La Fiesta del Inmigrante  
Su Reina Juveniles ucranianos Arabes
Ucranianos
En la página dedicada a los inmigrantes hicimos un resumen de cómo se fueron integrando a nuestras costumbres las diferentes inmigraciones que fueron llegando a Berisso. Como se formaron las diferentes colectividades, algunas de las cuales ya tienen más de 90 años en la ciudad.

De todas esas entidades todavía hoy se mantienen en funcionamiento más de veinte. Y aunque lentamente sus fundadores han ido desapareciendo, sus hijos, sus nietos mantienen vivas las tradiciones que le fueron transmitidas y que permanentemente renuevan a través de los intercambios o los vínculos que mantienen con sus países de origen.

Así es posible ver durante todo el año una gran actividad cultural, reflejada en bailes, música y canto en cada una de las colectividades. Esa actividad hizo que en 1976 se organizara la primera Fiesta del Inmigrante en un esfuerzo de las entidades que previamente crean la Asociación de Entidades Extranjeras para trabajar unidos para esta fiesta anual. Dos años después el Gobierno de la Provincia de Buenos Aires declara a Berisso Capital Provincial del Inmigrante y el municipio declara de interés municipal la fiesta. Desde entonces año tras año durante todo el mes de septiembre se realizan actos de todo tipo que culminan en la elección de la reina de Inmigrante y en el gran desfile final de todas las entidades que integran esa Asociación.

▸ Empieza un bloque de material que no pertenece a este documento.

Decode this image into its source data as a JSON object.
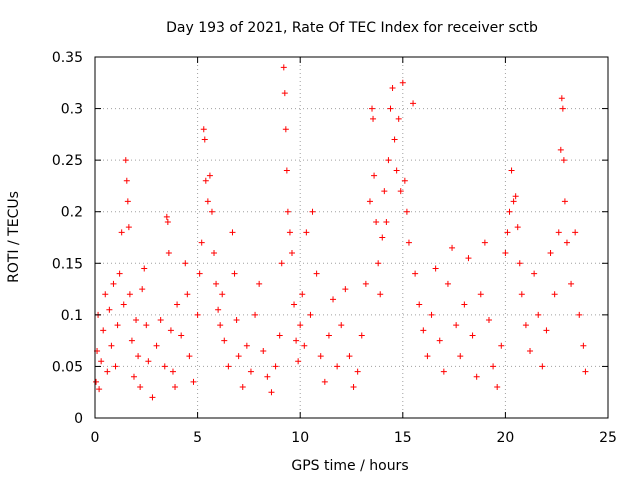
{
  "chart_data": {
    "type": "scatter",
    "title": "Day 193 of 2021, Rate Of TEC Index for receiver sctb",
    "xlabel": "GPS time / hours",
    "ylabel": "ROTI / TECUs",
    "xlim": [
      0,
      25
    ],
    "ylim": [
      0,
      0.35
    ],
    "xticks": [
      0,
      5,
      10,
      15,
      20,
      25
    ],
    "yticks": [
      0,
      0.05,
      0.1,
      0.15,
      0.2,
      0.25,
      0.3,
      0.35
    ],
    "xtick_labels": [
      "0",
      "5",
      "10",
      "15",
      "20",
      "25"
    ],
    "ytick_labels": [
      "0",
      "0.05",
      "0.1",
      "0.15",
      "0.2",
      "0.25",
      "0.3",
      "0.35"
    ],
    "grid": true,
    "marker": "plus",
    "color": "#ff0000",
    "series": [
      {
        "points": [
          [
            0.05,
            0.035
          ],
          [
            0.1,
            0.065
          ],
          [
            0.15,
            0.1
          ],
          [
            0.2,
            0.028
          ],
          [
            0.3,
            0.055
          ],
          [
            0.4,
            0.085
          ],
          [
            0.5,
            0.12
          ],
          [
            0.6,
            0.045
          ],
          [
            0.7,
            0.105
          ],
          [
            0.8,
            0.07
          ],
          [
            0.9,
            0.13
          ],
          [
            1.0,
            0.05
          ],
          [
            1.1,
            0.09
          ],
          [
            1.2,
            0.14
          ],
          [
            1.3,
            0.18
          ],
          [
            1.4,
            0.11
          ],
          [
            1.5,
            0.25
          ],
          [
            1.55,
            0.23
          ],
          [
            1.6,
            0.21
          ],
          [
            1.65,
            0.185
          ],
          [
            1.7,
            0.12
          ],
          [
            1.8,
            0.075
          ],
          [
            1.9,
            0.04
          ],
          [
            2.0,
            0.095
          ],
          [
            2.1,
            0.06
          ],
          [
            2.2,
            0.03
          ],
          [
            2.3,
            0.125
          ],
          [
            2.4,
            0.145
          ],
          [
            2.5,
            0.09
          ],
          [
            2.6,
            0.055
          ],
          [
            2.8,
            0.02
          ],
          [
            3.0,
            0.07
          ],
          [
            3.2,
            0.095
          ],
          [
            3.4,
            0.05
          ],
          [
            3.5,
            0.195
          ],
          [
            3.55,
            0.19
          ],
          [
            3.6,
            0.16
          ],
          [
            3.7,
            0.085
          ],
          [
            3.8,
            0.045
          ],
          [
            3.9,
            0.03
          ],
          [
            4.0,
            0.11
          ],
          [
            4.2,
            0.08
          ],
          [
            4.4,
            0.15
          ],
          [
            4.5,
            0.12
          ],
          [
            4.6,
            0.06
          ],
          [
            4.8,
            0.035
          ],
          [
            5.0,
            0.1
          ],
          [
            5.1,
            0.14
          ],
          [
            5.2,
            0.17
          ],
          [
            5.3,
            0.28
          ],
          [
            5.35,
            0.27
          ],
          [
            5.4,
            0.23
          ],
          [
            5.5,
            0.21
          ],
          [
            5.6,
            0.235
          ],
          [
            5.7,
            0.2
          ],
          [
            5.8,
            0.16
          ],
          [
            5.9,
            0.13
          ],
          [
            6.0,
            0.105
          ],
          [
            6.1,
            0.09
          ],
          [
            6.2,
            0.12
          ],
          [
            6.3,
            0.075
          ],
          [
            6.5,
            0.05
          ],
          [
            6.7,
            0.18
          ],
          [
            6.8,
            0.14
          ],
          [
            6.9,
            0.095
          ],
          [
            7.0,
            0.06
          ],
          [
            7.2,
            0.03
          ],
          [
            7.4,
            0.07
          ],
          [
            7.6,
            0.045
          ],
          [
            7.8,
            0.1
          ],
          [
            8.0,
            0.13
          ],
          [
            8.2,
            0.065
          ],
          [
            8.4,
            0.04
          ],
          [
            8.6,
            0.025
          ],
          [
            8.8,
            0.05
          ],
          [
            9.0,
            0.08
          ],
          [
            9.1,
            0.15
          ],
          [
            9.2,
            0.34
          ],
          [
            9.25,
            0.315
          ],
          [
            9.3,
            0.28
          ],
          [
            9.35,
            0.24
          ],
          [
            9.4,
            0.2
          ],
          [
            9.5,
            0.18
          ],
          [
            9.6,
            0.16
          ],
          [
            9.7,
            0.11
          ],
          [
            9.8,
            0.075
          ],
          [
            9.9,
            0.055
          ],
          [
            10.0,
            0.09
          ],
          [
            10.1,
            0.12
          ],
          [
            10.2,
            0.07
          ],
          [
            10.3,
            0.18
          ],
          [
            10.5,
            0.1
          ],
          [
            10.6,
            0.2
          ],
          [
            10.8,
            0.14
          ],
          [
            11.0,
            0.06
          ],
          [
            11.2,
            0.035
          ],
          [
            11.4,
            0.08
          ],
          [
            11.6,
            0.115
          ],
          [
            11.8,
            0.05
          ],
          [
            12.0,
            0.09
          ],
          [
            12.2,
            0.125
          ],
          [
            12.4,
            0.06
          ],
          [
            12.6,
            0.03
          ],
          [
            12.8,
            0.045
          ],
          [
            13.0,
            0.08
          ],
          [
            13.2,
            0.13
          ],
          [
            13.4,
            0.21
          ],
          [
            13.5,
            0.3
          ],
          [
            13.55,
            0.29
          ],
          [
            13.6,
            0.235
          ],
          [
            13.7,
            0.19
          ],
          [
            13.8,
            0.15
          ],
          [
            13.9,
            0.12
          ],
          [
            14.0,
            0.175
          ],
          [
            14.1,
            0.22
          ],
          [
            14.2,
            0.19
          ],
          [
            14.3,
            0.25
          ],
          [
            14.4,
            0.3
          ],
          [
            14.5,
            0.32
          ],
          [
            14.6,
            0.27
          ],
          [
            14.7,
            0.24
          ],
          [
            14.8,
            0.29
          ],
          [
            14.9,
            0.22
          ],
          [
            15.0,
            0.325
          ],
          [
            15.1,
            0.23
          ],
          [
            15.2,
            0.2
          ],
          [
            15.3,
            0.17
          ],
          [
            15.5,
            0.305
          ],
          [
            15.6,
            0.14
          ],
          [
            15.8,
            0.11
          ],
          [
            16.0,
            0.085
          ],
          [
            16.2,
            0.06
          ],
          [
            16.4,
            0.1
          ],
          [
            16.6,
            0.145
          ],
          [
            16.8,
            0.075
          ],
          [
            17.0,
            0.045
          ],
          [
            17.2,
            0.13
          ],
          [
            17.4,
            0.165
          ],
          [
            17.6,
            0.09
          ],
          [
            17.8,
            0.06
          ],
          [
            18.0,
            0.11
          ],
          [
            18.2,
            0.155
          ],
          [
            18.4,
            0.08
          ],
          [
            18.6,
            0.04
          ],
          [
            18.8,
            0.12
          ],
          [
            19.0,
            0.17
          ],
          [
            19.2,
            0.095
          ],
          [
            19.4,
            0.05
          ],
          [
            19.6,
            0.03
          ],
          [
            19.8,
            0.07
          ],
          [
            20.0,
            0.16
          ],
          [
            20.1,
            0.18
          ],
          [
            20.2,
            0.2
          ],
          [
            20.3,
            0.24
          ],
          [
            20.4,
            0.21
          ],
          [
            20.5,
            0.215
          ],
          [
            20.6,
            0.185
          ],
          [
            20.7,
            0.15
          ],
          [
            20.8,
            0.12
          ],
          [
            21.0,
            0.09
          ],
          [
            21.2,
            0.065
          ],
          [
            21.4,
            0.14
          ],
          [
            21.6,
            0.1
          ],
          [
            21.8,
            0.05
          ],
          [
            22.0,
            0.085
          ],
          [
            22.2,
            0.16
          ],
          [
            22.4,
            0.12
          ],
          [
            22.6,
            0.18
          ],
          [
            22.7,
            0.26
          ],
          [
            22.75,
            0.31
          ],
          [
            22.8,
            0.3
          ],
          [
            22.85,
            0.25
          ],
          [
            22.9,
            0.21
          ],
          [
            23.0,
            0.17
          ],
          [
            23.2,
            0.13
          ],
          [
            23.4,
            0.18
          ],
          [
            23.6,
            0.1
          ],
          [
            23.8,
            0.07
          ],
          [
            23.9,
            0.045
          ]
        ]
      }
    ]
  }
}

Durante el mes de festejos se realizan torneos deportivos, funciones de teatro, conciertos, conferencias, exposiciones, espectáculos musicales y de danzas centradas en un amplio salón donde, además, se pueden degustar las comidas nacionales de cada país preparadas por los integrantes de las distintas colectividades que la sirven ataviados con sus trajes típicos.

Es una fiesta trascendente donde se puede observar los resultados de una activa y permanente preparación, lo que les permite mostrar orgullosamente sus tradiciones. Muchos de los pioneros, de los fundadores ya no están, pero sus descendientes, hoy entre mezclados con otras razas siguen trabajando y no resulta extraño encontrar apellidos italianos en una entidad polaca o árabes en una griega o argentinos en una lituana, en una demostración elocuente de la justicia con que ha Berisso se la ha denominado como un Crisol de Razas.